El suelo empezó a temblar bajo el peso de la carga.

—Trescientos.

El teniente no alzó la voz.

—Ahora.

La primera ametralladora abrió fuego.

No hubo pausa entre disparos, ningún estruendo aislado que marcara cada bala. En su lugar, surgió como una ráfaga continua y chirriante: metal ciclando contra metal, un rápido sonido desgarrador que atravesó el campo y no se detuvo.

El cañón vibraba contra su soporte. La cinta se deslizaba con un tirón constante. Los casquillos vacíos caían a un lado, esparciéndose por el suelo helado.

Entonces se unió la segunda ametralladora.

Una fracción de segundo después, la tercera.

La línea cobró vida.

Lo que había sido silencio un momento antes se convirtió en un muro de fuego sostenido que se extendía por todo el frente. Cada ametralladora solapaba a la siguiente, sus arcos se cruzaban de modo que no quedaba ningún espacio intacto.

La caballería se adentró en él.

La primera fila se quebró primero.

No en un solo movimiento, sino de golpe en toda la línea. Caballos a pleno galope eran alcanzados en mitad del tranco. Algunos caían hacia adelante, con las patas plegándose bajo ellos como si el suelo hubiera cedido. Otros se retorcían al caer, sus cuerpos rodando y deslizándose por la superficie helada.

Los jinetes salían despedidos.

Algunos cayeron y no se movieron. Otros fueron arrastrados cuando sus monturas se desplomaron bajo ellos.

El ímpetu a sus espaldas no se detuvo.

La segunda fila se estrelló directamente contra los caídos. Los caballos chocaban contra los cuerpos y caían con ellos. La línea se comprimió hacia adelante, amontonándose sobre sí misma mientras la velocidad forzaba la carga a continuar.

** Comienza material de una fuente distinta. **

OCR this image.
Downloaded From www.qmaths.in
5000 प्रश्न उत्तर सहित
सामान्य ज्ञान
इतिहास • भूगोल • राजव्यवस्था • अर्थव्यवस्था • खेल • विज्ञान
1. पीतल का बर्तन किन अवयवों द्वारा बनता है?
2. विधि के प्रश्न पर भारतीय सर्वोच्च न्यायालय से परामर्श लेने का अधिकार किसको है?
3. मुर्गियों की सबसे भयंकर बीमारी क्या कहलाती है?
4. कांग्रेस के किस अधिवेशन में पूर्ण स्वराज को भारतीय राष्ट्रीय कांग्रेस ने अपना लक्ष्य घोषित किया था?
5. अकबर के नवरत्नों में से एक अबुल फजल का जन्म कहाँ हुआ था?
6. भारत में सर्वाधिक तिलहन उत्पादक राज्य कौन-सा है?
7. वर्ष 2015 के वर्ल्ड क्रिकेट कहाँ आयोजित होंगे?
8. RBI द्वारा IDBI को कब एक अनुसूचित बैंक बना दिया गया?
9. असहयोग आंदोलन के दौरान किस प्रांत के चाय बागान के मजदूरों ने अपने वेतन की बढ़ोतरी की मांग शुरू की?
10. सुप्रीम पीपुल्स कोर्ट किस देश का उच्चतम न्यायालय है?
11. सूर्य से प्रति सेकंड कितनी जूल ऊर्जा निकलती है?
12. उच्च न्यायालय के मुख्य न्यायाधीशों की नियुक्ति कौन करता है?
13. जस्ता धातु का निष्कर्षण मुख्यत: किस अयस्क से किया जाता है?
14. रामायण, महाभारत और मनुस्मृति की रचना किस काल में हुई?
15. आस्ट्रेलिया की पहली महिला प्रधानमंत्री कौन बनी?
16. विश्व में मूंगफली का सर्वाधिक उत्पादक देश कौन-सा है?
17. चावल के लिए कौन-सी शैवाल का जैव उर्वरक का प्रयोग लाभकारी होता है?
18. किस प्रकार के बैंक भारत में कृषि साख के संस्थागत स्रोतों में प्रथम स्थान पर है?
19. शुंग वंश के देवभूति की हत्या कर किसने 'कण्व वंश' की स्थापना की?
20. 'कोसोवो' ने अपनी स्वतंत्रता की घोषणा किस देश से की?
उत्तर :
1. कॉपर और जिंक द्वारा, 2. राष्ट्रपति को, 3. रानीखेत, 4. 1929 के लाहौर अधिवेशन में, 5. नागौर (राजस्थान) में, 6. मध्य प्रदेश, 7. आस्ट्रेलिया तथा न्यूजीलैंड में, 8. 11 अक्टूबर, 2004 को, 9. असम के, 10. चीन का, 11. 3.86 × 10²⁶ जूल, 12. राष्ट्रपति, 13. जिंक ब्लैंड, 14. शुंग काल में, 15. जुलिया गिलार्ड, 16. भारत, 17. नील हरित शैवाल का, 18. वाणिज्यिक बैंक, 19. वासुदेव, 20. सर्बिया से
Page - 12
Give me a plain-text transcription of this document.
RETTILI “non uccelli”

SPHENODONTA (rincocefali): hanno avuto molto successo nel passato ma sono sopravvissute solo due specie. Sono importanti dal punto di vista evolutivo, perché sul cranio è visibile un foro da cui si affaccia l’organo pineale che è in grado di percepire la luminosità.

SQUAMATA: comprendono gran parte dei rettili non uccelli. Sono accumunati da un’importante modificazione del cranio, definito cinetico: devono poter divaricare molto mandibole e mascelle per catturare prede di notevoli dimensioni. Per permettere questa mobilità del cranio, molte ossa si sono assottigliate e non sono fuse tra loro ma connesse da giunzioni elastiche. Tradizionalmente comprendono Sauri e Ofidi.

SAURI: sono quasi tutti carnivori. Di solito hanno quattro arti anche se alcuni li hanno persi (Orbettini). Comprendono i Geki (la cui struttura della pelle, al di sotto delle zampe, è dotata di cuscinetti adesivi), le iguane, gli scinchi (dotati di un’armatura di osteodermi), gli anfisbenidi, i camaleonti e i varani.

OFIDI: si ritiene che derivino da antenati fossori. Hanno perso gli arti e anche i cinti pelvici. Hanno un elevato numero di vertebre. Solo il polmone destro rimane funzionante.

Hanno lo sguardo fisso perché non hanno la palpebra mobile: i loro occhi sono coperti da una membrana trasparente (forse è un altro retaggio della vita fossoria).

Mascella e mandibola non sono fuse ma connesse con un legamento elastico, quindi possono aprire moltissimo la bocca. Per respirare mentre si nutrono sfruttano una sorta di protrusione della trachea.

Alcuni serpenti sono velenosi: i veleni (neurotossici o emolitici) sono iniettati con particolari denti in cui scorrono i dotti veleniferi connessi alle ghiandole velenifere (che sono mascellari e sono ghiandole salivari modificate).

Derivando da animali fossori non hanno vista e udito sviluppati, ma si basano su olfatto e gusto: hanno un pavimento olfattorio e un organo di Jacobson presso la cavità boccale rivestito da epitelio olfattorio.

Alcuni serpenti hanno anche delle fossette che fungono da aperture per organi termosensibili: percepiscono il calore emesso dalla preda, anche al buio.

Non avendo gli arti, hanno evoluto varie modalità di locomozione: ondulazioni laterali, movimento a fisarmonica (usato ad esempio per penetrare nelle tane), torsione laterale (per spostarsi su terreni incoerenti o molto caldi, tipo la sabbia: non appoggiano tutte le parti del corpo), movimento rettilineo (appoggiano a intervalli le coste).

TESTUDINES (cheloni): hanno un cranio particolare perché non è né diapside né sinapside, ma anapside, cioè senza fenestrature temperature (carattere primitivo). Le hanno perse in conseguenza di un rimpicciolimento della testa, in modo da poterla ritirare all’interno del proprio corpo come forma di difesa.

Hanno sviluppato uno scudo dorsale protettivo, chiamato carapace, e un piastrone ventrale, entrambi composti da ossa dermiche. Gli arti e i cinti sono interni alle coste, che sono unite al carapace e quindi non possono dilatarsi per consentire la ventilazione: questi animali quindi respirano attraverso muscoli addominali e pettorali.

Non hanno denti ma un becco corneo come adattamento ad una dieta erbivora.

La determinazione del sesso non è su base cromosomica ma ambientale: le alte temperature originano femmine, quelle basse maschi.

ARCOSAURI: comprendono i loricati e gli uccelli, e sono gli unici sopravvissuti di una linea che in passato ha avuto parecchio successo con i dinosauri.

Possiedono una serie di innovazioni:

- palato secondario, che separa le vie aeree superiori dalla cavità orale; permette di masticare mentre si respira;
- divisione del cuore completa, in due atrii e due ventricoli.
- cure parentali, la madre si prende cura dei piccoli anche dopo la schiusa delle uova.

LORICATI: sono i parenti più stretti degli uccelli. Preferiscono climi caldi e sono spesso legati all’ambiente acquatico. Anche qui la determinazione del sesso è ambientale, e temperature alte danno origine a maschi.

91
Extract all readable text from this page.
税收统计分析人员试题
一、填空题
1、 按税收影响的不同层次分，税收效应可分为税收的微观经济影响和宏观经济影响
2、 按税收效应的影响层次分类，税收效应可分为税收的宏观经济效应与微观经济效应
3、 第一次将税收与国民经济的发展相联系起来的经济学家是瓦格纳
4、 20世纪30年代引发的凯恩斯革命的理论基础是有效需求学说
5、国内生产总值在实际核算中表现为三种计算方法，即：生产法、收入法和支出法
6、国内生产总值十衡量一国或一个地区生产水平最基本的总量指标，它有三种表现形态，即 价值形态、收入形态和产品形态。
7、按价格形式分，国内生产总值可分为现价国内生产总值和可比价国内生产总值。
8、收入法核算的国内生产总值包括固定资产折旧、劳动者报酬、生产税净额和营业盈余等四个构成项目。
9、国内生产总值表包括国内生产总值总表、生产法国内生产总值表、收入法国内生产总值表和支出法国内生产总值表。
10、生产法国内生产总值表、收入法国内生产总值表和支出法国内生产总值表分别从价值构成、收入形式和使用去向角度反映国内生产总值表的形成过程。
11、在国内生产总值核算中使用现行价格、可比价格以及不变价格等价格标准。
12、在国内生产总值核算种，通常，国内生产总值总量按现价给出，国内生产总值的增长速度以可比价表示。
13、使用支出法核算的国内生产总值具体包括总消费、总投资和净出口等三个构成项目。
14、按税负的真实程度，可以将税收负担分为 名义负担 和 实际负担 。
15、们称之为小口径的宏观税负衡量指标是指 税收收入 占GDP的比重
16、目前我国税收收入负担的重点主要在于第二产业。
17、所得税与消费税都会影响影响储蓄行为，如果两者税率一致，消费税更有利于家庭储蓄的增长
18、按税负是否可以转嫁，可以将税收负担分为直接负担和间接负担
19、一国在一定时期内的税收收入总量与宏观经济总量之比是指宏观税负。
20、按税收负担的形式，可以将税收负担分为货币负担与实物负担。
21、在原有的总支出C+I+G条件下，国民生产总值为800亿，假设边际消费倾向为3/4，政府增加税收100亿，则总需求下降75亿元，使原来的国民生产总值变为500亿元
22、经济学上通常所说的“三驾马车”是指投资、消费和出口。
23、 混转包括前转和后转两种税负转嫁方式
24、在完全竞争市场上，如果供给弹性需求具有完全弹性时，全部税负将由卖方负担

Más ametralladoras abrieron fuego.

Los caballos empezaron a desviarse bajo la presión. Algunos intentaron apartarse del fuego, tirando de las riendas, pero no había espacio. Otros siguieron cargando hacia adelante, impulsados por la fuerza y la confusión más que por la dirección.

La formación perdió su forma.

Lo que había sido una línea recta momentos antes se disolvió en fragmentos: pequeños grupos, jinetes dispersos, huecos que se abrían y ensanchaban con cada segundo bajo el fuego.

Aun así, partes de ella continuaron hacia adelante.

—Siguen viniendo —dijo el sargento, con los ojos fijos en el campo.

El teniente no alzó la voz.

—No pasarán.

Unos pocos llegaron más cerca que el resto. Lo bastante cerca como para que las figuras individuales se distinguieran con claridad: rostros decididos, cuerpos inclinados sobre sus caballos, intentando atravesar lo que no comprendían.

Las ametralladoras no cesaron.

Los equipos mantuvieron la puntería, ajustándola solo ligeramente a medida que los objetivos se movían. Las ráfagas recorrieron el campo, segando lo que quedaba de los elementos de vanguardia. Los caballos tropezaban, se desplomaban, rodaban. Los jinetes caían y no se levantaban.

Un grupo se desvió a la izquierda, intentando escapar de la línea directa.

Otro insistió de frente.

Ninguno de los dos lo consiguió.

—Se están desmoronando —dijo el sargento.

El teniente observó los últimos movimientos.

—Todavía no —respondió.

Más allá de la caballería caída, la línea de infantería austriaca había ralentizado su avance.

Lo que había sido un avance constante ahora flaqueaba. Algunas secciones dudaban. Se abrieron huecos donde los oficiales intentaban restaurar el orden. El peso de lo que acababa de ocurrir les alcanzó, incluso a distancia.

Aun así, algunos siguieron adelante. Aun así, intentaron mantener la formación. Pero al final, la ametralladora simplemente volvió obsoletas las cargas de caballería.